James
-¿Qué sabemos sobre ellos? –preguntó Ben Blackmore a su hermano.
-Sé más específico –respondió James.
-¿Qué sabemos sobre esos lycaons exactamente? –preguntó Ben.
-Bueno, eres nuevo en la materia así que trataré de resumírtelo hermanito –dijo James, quitándose con la mano un mechón de pelo oscuro que le cubría la cara.- Los lycaons llevan viviendo en nuestro planeta siglos, aún no se sabe con certeza cuánto llevan en nuestro país –mientras hablaba movía las manos continuamente, tan característico de él.- Sabemos que son rápidos, pero no tanto como los vampiros, o strigois, si así lo prefieres, sin embargo –agregó James.- Sí son más fuertes, y ambas razas son como el vino –James sonrió.- Entre más viejos se vuelven mejores.
-¿Debilidades? –preguntó Ben.
-Plata, claro. Pueden morir con explosiones y armas normales, pero he escuchado, y comprobado, que tienen una enorme resistencia a ellas, en cuanto a los vampiros, sólo sé rumores –James se rascó la cabeza.- Un tipo me dijo que la luz del sol los quema hasta hacerlos cenizas, otro me dijo que sólo los debilita, mierda, ¡Uno me dijo que pueden transformarse en murciélagos y en humo! No se puede estar seguro de mucho.
-Ya veo… ¿A cuántos de ellos has matado? –preguntó Ben.
-Sólo a ocho lycaons –dijo James mirando hacia otra dirección.
-¿Y vampiros?-
-Ninguno, he tenido la suerte de no encontrarme con ninguno de ellos – respondió James.
A lo lejos, fuera de la prisión, pudo escucharse el sonido de una bandada de cuervos tratando de entrar.
-Bien, mi turno, ¿Cómo has sobrevivido todo este tiempo dentro de esta celda Ben?- preguntó James.
-No ha sido tanto tiempo James, cuando las cosas se empezaron a poner feas, empecé a almacenar la comida seca que nos traían los guardias, sabía que al final no les importaríamos una mierda y nos dejarían aquí abandonados –respondió Ben
-¿Y los demás? –
-¿Acaso no hueles la peste? –preguntó Ben con una sonrisa.
-¡Siempre un paso delante de la situación! –dijo James soltando una carcajada.-No entiendo cómo es que terminaste aquí en primer lugar Ben.
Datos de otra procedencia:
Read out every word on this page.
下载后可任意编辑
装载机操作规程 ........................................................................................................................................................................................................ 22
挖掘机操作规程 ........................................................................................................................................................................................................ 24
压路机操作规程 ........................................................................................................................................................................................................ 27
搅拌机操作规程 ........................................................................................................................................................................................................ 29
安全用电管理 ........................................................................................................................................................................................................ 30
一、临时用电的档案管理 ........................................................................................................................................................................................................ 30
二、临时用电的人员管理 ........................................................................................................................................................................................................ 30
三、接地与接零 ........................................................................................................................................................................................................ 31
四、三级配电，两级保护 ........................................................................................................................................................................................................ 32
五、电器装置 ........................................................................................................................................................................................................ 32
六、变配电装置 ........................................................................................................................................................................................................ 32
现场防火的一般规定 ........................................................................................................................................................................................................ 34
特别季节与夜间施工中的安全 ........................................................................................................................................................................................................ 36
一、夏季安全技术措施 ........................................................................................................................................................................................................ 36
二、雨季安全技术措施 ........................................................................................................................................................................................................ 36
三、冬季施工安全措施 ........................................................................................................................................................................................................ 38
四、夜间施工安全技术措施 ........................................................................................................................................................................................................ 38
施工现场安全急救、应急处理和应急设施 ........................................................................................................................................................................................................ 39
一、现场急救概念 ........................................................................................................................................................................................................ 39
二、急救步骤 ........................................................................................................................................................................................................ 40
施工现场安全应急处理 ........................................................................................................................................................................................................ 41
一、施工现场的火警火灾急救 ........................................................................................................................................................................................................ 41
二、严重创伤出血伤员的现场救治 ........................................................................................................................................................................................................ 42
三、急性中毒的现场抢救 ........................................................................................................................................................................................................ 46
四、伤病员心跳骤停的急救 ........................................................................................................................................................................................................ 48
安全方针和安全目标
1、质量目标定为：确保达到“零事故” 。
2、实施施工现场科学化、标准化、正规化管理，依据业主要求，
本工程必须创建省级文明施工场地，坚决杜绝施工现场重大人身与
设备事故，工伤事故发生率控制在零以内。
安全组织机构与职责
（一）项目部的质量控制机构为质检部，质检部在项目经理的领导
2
-Me traicionaron James, esos hijos de puta me traicionaron –dijo Ben frunciendo el ceño.
-Sí, y la policía jamás los encontró –dijo James.
-Si siguen vivos, yo mismo los estrangularé por haberme metido aquí cinco años –
-Hablando de eso… ¿Dónde están las llaves de este lugar? –preguntó James.
Ambos hermanos se encontraban separados por los barrotes de una celda. Ben Blackmore había estado encerrado casi un mes desde que el último de los guardias había abandonado la prisión y a sus residentes dentro de ella.
-No lo sé hermano –dijo Ben tratando de mirar hacia afuera de su celda en ambas direcciones.- Tienen que estar por la dirección, con suerte los guardias las dejaron por aquí, no veo razón por la cual querrían llevárselas.
-Ok, espera aquí… yo…-
-¿Crees que tengo a donde ir? –preguntó Ben sonriendo ampliamente.
-Oh sí, claro, mierda –dijo James devolviéndole la sonrisa.- Regreso pronto hermano.
James se dio la vuelta y comenzó a andar hacia las escaleras que llevaban hacia el primer piso de la prisión. La peste era insoportable. No podía creer que Ben siguiera vivo, había perdido bastante peso desde la última vez que lo había visto hacia más de medio año.
-¿James?- preguntó Ben a lo lejos.
-Dime –respondió James.
-¿Cómo sabías que estaba con vida? –preguntó Ben.
James sacudió la cabeza un poco, el cabello negro que le llegaba hasta los hombros se movió al ritmo. Miró hacia dentro de una de las celdas y vio el cadáver de un prisionero, con la carne putrefacta en los huesos, abrazando una biblia.
-Fue una simple corazonada Ben –respondió James.
-Seguro… me alegro de que estés aquí James- escuchó James detrás de él.
Siguió su rumbo hacia abajo, al entrar no había puesto atención en el camino y había recorrido una buena parte del lugar. Encontrar esas llaves le llevaría un poco de tiempo. Pero el hecho de saber que Ben seguía vivo había sido la mejor de las noticias que había recibido recientemente.